The credal basis for Catholicism is also largely supernatural. Catholics believe in the Immaculate Conception, which cannot be disproven when so asserted, and the Resurrection, which relies on sketchy evidence of an assembly meeting the resurrected Jesus in the upper room without anyone inquiring what it was like to be dead. It is only internally that a believer can consider his or her doubts beyond the platitudes of biblical interpretation offered by both Catholic and Protestant clergy, the Catholics relying on the wisdom of the traditions and the theologians, while the Protestants insisting on Scripture being holy and binding even if not inerrant, though to be errant decreases the sanctity and reliability of the Gospels.
It is also possible to speak of two separate ethics based on American political parties and their alternative points of view. There is a Conservative Ethic whose ethos is hard work and propriety and whose personal ethic is a Protestant ;ike drive for achievement and whose creed is announced as merit driven. Millionaires earn it and te poor deserve their failures. On the other hand, the Liberal Ethos is to provide the needy and everyone else needing aid to get it from the government so as to allow people to be as free in attaining whatever are their goals. The personal ethic is to respect differentness, those people least prejudiced the best, and the creed is to walk in another’s moccasins while forgetting to walk in another’s wing tips. In a secular age, these two ethics drown out or encompass the religious ethics, so that liberal Catholics are big on forgiveness and charity for the poor and downtrodden while conservative Protestants insist that people build the character of the downtrodden so that they can redeem themselves. Conservative Catholics, I would judge, are not in the ascendency except with regard to creeds having to do with sexuality, the Second Vatican Council having defeated sexual reforms such as birth control while allowing non-Catholics to be accepted as deserving their partial religious truths and liberal Protestants are divided from their brethren by emphasizing good works and female ordination.
Indeed, the idea of an ethic s a more accurate way of describing the amalgam of behavior and belief and the connection between the personal and the collective than is ideology or dogma which are complex interrelated propositions which believers are required to attend and to which people will stray, trying to understand what they are supposed to believe, and trying to master its fine points, while ethics are actual ideas and experiences as those are combined and appreciated as such.
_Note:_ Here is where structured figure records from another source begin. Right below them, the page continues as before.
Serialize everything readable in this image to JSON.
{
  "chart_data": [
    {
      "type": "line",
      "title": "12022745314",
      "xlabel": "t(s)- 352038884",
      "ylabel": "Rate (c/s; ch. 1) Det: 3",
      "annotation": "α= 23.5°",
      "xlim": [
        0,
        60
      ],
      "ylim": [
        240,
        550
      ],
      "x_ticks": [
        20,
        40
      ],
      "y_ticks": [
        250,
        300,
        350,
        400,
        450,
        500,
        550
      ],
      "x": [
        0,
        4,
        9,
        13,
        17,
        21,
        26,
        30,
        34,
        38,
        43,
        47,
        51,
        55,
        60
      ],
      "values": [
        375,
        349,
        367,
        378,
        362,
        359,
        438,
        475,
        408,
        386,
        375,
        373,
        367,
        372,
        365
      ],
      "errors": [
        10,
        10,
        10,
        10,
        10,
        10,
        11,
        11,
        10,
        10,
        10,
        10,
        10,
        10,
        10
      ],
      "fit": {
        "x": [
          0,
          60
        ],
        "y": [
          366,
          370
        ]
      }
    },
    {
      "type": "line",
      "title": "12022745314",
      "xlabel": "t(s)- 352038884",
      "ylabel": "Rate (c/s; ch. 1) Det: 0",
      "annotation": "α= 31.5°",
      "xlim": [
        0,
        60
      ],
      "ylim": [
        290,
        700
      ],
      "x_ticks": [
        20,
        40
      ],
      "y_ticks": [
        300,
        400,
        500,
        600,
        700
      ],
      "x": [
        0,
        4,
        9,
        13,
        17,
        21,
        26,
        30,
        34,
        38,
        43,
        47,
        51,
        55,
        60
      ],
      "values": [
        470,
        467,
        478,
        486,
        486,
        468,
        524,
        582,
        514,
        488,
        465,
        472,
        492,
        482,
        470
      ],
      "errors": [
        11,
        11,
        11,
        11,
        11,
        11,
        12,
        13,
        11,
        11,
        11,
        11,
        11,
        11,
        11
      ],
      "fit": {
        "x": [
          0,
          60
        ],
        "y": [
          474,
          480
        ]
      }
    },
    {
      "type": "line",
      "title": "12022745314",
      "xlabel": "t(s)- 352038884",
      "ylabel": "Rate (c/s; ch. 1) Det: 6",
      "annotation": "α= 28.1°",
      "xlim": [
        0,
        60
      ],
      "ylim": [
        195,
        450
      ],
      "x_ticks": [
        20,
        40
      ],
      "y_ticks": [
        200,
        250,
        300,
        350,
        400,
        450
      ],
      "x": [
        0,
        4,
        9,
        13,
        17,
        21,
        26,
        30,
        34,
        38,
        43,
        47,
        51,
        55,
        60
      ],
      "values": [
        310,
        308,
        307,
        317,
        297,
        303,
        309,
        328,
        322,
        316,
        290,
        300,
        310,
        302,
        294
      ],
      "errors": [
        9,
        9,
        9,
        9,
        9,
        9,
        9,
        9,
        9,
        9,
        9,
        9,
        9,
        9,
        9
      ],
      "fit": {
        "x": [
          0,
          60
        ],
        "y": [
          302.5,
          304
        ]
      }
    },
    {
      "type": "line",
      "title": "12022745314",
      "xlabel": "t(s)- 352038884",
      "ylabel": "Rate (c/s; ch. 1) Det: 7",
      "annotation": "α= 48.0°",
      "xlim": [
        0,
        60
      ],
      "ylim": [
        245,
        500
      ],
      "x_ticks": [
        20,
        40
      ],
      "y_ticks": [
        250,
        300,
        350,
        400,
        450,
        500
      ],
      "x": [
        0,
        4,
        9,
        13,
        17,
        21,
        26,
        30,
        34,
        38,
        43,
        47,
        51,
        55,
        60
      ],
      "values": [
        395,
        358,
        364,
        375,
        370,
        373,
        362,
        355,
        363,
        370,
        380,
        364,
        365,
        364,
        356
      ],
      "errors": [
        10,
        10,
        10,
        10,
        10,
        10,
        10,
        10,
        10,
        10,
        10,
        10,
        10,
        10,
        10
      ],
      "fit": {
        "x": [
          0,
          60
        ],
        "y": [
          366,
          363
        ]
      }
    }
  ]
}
It can be suspected that ethics as a term for an intellectual or spiritual underpinning will outlast prior ages of ideology, such as Medieval Christianity and the isms of twentieth century totalitarianism. A future ethic might replace conservatism and liberalism with, let us say, the wisdom of AI or world federalism ot the arrival of the aliens, who would lead to pro and anti ethics some accepting human inferiority or holding out for their own distinctiveness, just as the American Indians both resisted and then assimilated into the more advanced civilization.